If the 160 cabinet scale is the maximum for OceanLight, then China could best the performance of the 1.5 exaflops “Frontier” supercomputer being tuned up at Oak Ridge National Laboratories today and also extend beyond the peak theoretical performance of the 2 exaflops “Aurora” supercomputer coming to Argonne National Laboratory later this year – and maybe even further than the “El Capitan” supercomputer going into Lawrence Livermore National Laboratory in 2023 and expected to be around 2.2 exaflops to 2.3 exaflops according to the scuttlebutt.
We would love to see the thermals and costs of OceanLight.

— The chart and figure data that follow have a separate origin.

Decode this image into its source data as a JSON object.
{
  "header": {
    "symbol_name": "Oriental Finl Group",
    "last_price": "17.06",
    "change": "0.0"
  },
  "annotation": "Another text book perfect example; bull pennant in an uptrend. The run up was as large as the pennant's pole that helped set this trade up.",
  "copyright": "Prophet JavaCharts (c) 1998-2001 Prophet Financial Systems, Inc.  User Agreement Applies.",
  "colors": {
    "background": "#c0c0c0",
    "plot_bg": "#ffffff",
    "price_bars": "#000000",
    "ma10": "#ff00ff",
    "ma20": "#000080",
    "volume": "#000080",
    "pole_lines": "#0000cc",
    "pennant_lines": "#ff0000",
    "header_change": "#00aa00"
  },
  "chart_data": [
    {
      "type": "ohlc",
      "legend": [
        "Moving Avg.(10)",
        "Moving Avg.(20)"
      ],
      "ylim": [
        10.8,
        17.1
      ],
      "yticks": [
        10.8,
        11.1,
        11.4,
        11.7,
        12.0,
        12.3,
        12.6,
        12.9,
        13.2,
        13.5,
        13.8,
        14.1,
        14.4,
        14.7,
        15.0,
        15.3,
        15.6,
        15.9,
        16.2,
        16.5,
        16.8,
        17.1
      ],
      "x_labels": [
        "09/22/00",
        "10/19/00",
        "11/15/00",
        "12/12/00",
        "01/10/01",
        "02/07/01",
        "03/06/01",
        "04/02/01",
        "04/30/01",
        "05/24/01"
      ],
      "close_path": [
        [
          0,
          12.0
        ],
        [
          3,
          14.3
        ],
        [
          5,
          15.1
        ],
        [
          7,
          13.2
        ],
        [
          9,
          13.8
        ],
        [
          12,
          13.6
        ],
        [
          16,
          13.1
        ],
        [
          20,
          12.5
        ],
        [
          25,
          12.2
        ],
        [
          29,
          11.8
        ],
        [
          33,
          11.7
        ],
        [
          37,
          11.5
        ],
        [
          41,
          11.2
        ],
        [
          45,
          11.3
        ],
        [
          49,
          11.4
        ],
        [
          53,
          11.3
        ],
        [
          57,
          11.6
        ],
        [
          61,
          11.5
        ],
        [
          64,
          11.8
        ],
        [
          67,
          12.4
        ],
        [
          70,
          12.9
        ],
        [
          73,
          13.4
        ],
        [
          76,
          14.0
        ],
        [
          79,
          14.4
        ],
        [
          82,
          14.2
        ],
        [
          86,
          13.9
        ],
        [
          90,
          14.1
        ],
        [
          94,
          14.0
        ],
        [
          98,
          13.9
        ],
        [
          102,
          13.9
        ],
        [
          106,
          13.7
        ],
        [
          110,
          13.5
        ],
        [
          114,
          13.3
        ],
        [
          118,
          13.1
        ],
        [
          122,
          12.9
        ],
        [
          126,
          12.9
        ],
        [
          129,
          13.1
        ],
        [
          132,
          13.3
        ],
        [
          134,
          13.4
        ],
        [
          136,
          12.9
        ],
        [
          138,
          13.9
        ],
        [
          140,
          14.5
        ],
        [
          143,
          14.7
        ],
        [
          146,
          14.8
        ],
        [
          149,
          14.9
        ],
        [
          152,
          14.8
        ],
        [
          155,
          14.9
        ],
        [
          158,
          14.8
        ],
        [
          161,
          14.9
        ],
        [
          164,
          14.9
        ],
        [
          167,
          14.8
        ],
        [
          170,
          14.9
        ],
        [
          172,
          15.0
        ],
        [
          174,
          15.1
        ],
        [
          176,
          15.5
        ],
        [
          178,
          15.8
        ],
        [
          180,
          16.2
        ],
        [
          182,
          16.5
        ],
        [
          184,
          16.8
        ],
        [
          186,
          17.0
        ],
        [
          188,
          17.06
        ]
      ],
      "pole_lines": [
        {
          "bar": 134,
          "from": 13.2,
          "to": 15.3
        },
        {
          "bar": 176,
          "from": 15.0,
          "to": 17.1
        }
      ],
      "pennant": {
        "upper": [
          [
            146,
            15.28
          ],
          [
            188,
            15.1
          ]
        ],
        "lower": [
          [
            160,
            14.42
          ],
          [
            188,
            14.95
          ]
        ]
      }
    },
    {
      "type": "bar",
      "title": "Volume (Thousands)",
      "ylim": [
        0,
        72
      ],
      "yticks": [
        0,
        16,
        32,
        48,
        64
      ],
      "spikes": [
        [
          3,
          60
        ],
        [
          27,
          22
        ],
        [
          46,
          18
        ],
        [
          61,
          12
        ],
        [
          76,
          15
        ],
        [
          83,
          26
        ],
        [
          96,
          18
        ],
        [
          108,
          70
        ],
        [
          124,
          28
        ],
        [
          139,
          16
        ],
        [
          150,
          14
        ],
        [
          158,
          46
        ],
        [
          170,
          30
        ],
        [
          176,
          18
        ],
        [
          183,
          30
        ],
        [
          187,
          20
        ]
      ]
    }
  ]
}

The SW26010-Pro chip could burn very hot, to be sure, and run up the electric bill for power and cooling, but if SMIC can get good yield on 14 nanometer processes, the chip could be a lot less expensive to make than, say, a massive GPU accelerator from Nvidia, AMD, or Intel. (It’s hard to say.) Regardless, having indigenous parts matters more than power efficiency for China right now, and into its future, and we said as much last summer when contemplating China’s long road to IT independence. Imagine what China can do with a shrink to 7 nanometer processes when SMIC delivers them – apparently not even using extreme ultraviolet (EUV) light – many years hence. . . .
The bottom line is that NRCPC, working with SMIC, has had an exascale machine in the field for a year already. (There are two, in fact.) Can the United States say that right now? No it can’t. The United States is counting on its exascale machines to be more energy efficient – Frontier and El Capitan for sure, we shall see with Aurora – but we have no idea how computationally efficient any of these future machines really are.